Thursday, 16 June 2011

Brightly Colored Veg: Learning to Live with Five a Day

















When I was growing up, my mother made cucumber and carrot sticks, she broke off cauliflower and broccoli florets, and she cut stars into the tops of radishes before throwing the lot into old margarine tubs and covering with them with water. Mom would place these on the bottom shelf of the refrigerator, allowing my sister and I to graze our ways through the day.

It isn't a terribly practical plan here. My butter containers would fit just about two carrots. Refrigerators are small, and unlike the US, freezers tend to be on the bottom. I've tried over the years to emulate my mother, but vegetables tended to get eaten before they made it to the tubs or forgotten all together. Here I share the the refrigerator with my housemate, and she'll be the first to tell you that I forget about the food I cannot see when first glancing below the counter and into the fridge. Food was rarely wasted, just eaten well into the floppy but edible stage.

I'm terrible about making complete meals for one. I plan them, buy the food stuffs, then eat the ingredients one by one. This usually results in a lot of uncooked pasta and rice. It isn't that I don't have the time, but that I generally eat when I reach the point of starving or when I'm trying to sit down to write. I generally cook when someone might thank me for doing so. The question is one of degree. While I am happier when I am fed, I am happier still when I have fed someone else.

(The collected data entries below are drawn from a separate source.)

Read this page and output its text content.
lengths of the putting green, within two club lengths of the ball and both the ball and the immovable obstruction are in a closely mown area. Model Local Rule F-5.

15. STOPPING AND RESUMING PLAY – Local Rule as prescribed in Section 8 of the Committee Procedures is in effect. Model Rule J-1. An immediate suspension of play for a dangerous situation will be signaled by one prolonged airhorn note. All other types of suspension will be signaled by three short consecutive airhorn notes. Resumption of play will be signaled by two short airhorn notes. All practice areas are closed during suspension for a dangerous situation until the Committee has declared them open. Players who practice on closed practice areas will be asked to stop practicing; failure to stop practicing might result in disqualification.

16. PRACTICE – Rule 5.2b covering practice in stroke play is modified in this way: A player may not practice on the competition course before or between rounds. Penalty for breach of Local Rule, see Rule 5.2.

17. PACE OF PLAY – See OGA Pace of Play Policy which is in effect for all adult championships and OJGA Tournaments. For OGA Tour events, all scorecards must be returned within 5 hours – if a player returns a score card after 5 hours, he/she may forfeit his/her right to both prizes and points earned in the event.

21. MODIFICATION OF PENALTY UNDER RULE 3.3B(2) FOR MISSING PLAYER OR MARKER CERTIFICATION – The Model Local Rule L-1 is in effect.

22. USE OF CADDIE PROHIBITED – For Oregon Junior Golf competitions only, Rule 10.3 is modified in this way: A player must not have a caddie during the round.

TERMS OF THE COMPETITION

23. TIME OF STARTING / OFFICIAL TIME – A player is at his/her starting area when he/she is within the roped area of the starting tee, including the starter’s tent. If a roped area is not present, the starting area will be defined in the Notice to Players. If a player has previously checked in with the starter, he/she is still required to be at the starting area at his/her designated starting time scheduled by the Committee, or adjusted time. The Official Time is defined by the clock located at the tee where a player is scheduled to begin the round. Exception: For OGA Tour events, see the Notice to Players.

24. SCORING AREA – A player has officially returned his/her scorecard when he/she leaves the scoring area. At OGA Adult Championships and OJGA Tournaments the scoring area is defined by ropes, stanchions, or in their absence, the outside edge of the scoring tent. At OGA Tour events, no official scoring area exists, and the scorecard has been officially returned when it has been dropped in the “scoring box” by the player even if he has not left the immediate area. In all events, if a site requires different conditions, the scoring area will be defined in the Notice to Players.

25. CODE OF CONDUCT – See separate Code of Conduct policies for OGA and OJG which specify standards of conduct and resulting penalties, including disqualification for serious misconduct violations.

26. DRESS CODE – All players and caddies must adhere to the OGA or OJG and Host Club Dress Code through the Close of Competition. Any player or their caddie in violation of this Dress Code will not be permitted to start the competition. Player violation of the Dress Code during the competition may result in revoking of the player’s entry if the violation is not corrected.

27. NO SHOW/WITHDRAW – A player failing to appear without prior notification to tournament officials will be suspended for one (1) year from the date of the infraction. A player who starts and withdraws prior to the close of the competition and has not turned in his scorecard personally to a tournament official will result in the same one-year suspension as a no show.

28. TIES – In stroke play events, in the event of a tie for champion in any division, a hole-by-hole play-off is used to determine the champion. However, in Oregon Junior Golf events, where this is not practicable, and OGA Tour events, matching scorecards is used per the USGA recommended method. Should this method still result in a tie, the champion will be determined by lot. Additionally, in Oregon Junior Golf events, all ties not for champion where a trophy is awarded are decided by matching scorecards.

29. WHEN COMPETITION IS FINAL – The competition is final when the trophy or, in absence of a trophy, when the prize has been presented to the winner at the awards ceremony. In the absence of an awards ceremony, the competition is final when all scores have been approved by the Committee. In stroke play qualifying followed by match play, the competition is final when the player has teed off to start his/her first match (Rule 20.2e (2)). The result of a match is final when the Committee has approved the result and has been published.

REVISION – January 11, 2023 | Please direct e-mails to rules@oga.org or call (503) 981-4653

Years ago I stopped getting hungry. Until the point at which my eyes rang the migraine alarm bells or I simply fell over, my body gave me no reminders to eat. I wouldn't have eaten at all at University had the other women in my hall not knocked on my door and asked me when I was going to dinner, to breakfast. Mostly, I forgot lunch until after the dining hall had closed because there was no one to remind me to put food into my stomach between classes and work. When I tried to explain, men and women alike envied me my stick figure.
I still rarely get hungry; though, I have lost the stick figure.

Friends will tell you that I am never so grateful as when someone feeds me a meal they have cooked. They'll say that I eat ravenously. They may even say that they have heard me utter the words: I'm hungry. My friends are reasonably smart people. They know what I mean is that I want to break bread in their company. They know that I have likely forgotten to stop for a moment for lunch. They know I have looked toward my own kitchen and figured I'd go and make something soon. Soon is rather like the rest of the future; it rarely arrives when we most expect it to.

The night before we buried my grandmother, my sister made a roast for my brother-in-law, my father, my stepmother, and I. We ate slowly, taking our time over the thick slices of pork.  We didn't talk about what the next morning would bring; though, my father slowly articulated our families life in that far off place we call a long time ago. For one short moment, we forgot the forks in our hands, the dishes to be done, the years in between that make the distances between us so necessary. There in the rental house, I sat with my father and one of my sisters, and we ate a home cooked meal as a family--something that hasn't happened in sixteen whispering years.

I am trying to learn to eat food cooked for one. It has become, rather suddenly, a necessity. After that dinner in Denver, we sent my sister and her husband on a date. My stepmother began to do the washing up, and Dad prepared for bed. I opened my laptop, typed my password, and discovered that the job that made up the bulk of my income no longer existed. Nor did the job of anyone else who was working from outside of the state in which the university's buildings sit.

And I am lucky. I have a second job with good people who are throwing as many hours as they can afford in my direction. I have friends who have been out of work for two years, who at thirty-three are living with their parents who themselves cannot afford to retire. I have friends who have been told to go back to university to retrain, despite their PhDs and decades worth of student loan debt. I have friends who dole out calories to their children, skimping on their own, in hopes that children who feel hungry are still well enough fed. But I also know how thin the line between underemployed and unemployed is. I know that the electric bill is going to be much higher than the amount the housemate and I toss into the savings account each month. I know that I may or may not have enough hours next month to make up the difference. I know that what I write as melancholy is really fear. So while I search for another job that may well be forthcoming, I'm buying what's left at the end of the day at the veg stall to avoid paying rent with the emergency plane ticket. And I am grateful that it is, for now, more than enough.